Big constitutional plans hit a speed bump when tradition asked why nobody knocked first.
The meeting put the court idea on the table
The meeting put the court idea on the table
- On 16 January, Duma Boko sat down with Ntlo ya Dikgosi.
- The topic was the proposed Constitutional Court for Botswana.
- The pitch centered on tightening constitutionalism, law, and democratic practice.
- Ntlo ya Dikgosi made it clear they are not anti-reform.
- Support was framed around national benefit and legal strength.
- The court itself was not the issue.
- Members pointed out they were not consulted before the idea became a Bill.

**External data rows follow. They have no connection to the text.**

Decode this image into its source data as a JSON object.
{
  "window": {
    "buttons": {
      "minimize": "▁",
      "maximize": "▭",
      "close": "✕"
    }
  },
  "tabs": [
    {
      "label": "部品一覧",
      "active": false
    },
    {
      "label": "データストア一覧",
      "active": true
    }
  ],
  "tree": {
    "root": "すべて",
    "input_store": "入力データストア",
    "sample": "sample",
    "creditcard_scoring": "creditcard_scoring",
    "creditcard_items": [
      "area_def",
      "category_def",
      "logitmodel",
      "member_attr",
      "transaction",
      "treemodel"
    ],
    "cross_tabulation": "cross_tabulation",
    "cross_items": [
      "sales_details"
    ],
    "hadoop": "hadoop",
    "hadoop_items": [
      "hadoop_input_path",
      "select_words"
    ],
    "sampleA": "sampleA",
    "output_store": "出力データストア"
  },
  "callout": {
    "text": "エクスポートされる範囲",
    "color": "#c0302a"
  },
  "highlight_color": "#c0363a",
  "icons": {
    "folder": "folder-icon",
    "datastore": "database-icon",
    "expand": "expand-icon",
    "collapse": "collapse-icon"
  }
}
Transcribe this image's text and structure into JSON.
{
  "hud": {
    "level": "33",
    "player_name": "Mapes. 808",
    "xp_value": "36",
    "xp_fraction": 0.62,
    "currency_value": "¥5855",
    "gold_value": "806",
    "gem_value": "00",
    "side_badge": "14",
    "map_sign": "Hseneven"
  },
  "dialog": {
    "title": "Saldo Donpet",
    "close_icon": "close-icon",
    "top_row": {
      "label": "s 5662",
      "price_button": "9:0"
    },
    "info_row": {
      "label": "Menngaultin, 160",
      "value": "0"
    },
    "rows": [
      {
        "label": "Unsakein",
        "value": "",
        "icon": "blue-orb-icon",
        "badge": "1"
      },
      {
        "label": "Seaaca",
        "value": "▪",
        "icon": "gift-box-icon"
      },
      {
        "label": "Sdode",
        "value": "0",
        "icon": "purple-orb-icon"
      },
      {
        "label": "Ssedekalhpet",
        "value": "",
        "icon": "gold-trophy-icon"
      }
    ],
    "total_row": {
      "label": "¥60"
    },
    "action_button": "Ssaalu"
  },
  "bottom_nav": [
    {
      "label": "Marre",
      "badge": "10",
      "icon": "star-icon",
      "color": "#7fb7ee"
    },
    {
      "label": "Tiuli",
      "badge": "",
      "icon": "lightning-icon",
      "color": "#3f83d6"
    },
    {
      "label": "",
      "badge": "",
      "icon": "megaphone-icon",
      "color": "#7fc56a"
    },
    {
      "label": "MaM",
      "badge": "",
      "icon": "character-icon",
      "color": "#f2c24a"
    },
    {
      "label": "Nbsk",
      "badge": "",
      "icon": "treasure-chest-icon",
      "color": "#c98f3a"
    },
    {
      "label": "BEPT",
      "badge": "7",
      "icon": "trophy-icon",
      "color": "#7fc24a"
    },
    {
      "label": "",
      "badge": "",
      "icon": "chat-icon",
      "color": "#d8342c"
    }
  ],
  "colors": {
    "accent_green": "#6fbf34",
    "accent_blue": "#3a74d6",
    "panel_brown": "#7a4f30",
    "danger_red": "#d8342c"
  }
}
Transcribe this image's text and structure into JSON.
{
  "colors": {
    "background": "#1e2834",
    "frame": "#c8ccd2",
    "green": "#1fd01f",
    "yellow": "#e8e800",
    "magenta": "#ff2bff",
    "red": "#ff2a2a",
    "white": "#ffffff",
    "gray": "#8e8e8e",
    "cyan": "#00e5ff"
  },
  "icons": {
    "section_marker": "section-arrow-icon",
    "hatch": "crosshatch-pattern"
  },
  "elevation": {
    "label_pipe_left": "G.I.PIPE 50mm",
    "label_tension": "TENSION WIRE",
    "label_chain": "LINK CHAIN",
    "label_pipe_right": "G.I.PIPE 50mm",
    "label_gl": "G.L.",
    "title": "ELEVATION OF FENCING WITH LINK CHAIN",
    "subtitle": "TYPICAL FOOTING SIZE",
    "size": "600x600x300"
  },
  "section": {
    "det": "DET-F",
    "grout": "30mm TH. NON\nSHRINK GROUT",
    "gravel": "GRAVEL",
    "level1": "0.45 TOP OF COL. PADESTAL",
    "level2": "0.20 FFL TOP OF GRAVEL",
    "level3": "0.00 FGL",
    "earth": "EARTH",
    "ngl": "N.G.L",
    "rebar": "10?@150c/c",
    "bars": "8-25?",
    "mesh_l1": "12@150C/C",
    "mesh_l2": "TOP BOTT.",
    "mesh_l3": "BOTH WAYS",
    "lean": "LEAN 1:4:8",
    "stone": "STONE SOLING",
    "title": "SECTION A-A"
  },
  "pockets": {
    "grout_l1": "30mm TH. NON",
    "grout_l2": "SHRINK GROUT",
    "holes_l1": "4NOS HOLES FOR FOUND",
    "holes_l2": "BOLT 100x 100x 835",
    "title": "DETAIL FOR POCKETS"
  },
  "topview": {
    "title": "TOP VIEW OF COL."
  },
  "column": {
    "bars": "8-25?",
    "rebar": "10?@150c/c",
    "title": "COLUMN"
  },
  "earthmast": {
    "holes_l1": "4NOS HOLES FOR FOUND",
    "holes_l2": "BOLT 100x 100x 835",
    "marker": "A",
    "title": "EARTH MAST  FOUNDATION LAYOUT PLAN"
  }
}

- That gap landed as a respect problem, not a technical one.
- Established procedures mattered more than speed here.
- Boko acknowledged the oversight without deflecting.
- An apology was offered directly to the House.
- He stressed that reform cannot skip institutions or tradition.
- The President committed to broad public engagement.
- Citizens, civil society groups, and stakeholders are expected to weigh in.
- The goal is alignment with public trust and national interest.
- A Constitutional Court would focus solely on upholding the constitution.
- The move aims to sharpen checks and balances.
- It signals a push toward stronger democratic safeguards.
- Government engagement with Ntlo ya Dikgosi was framed as intentional.
- Legal innovation is being paired with traditional governance.
- The consultation phase is set to shape how this reform actually lands.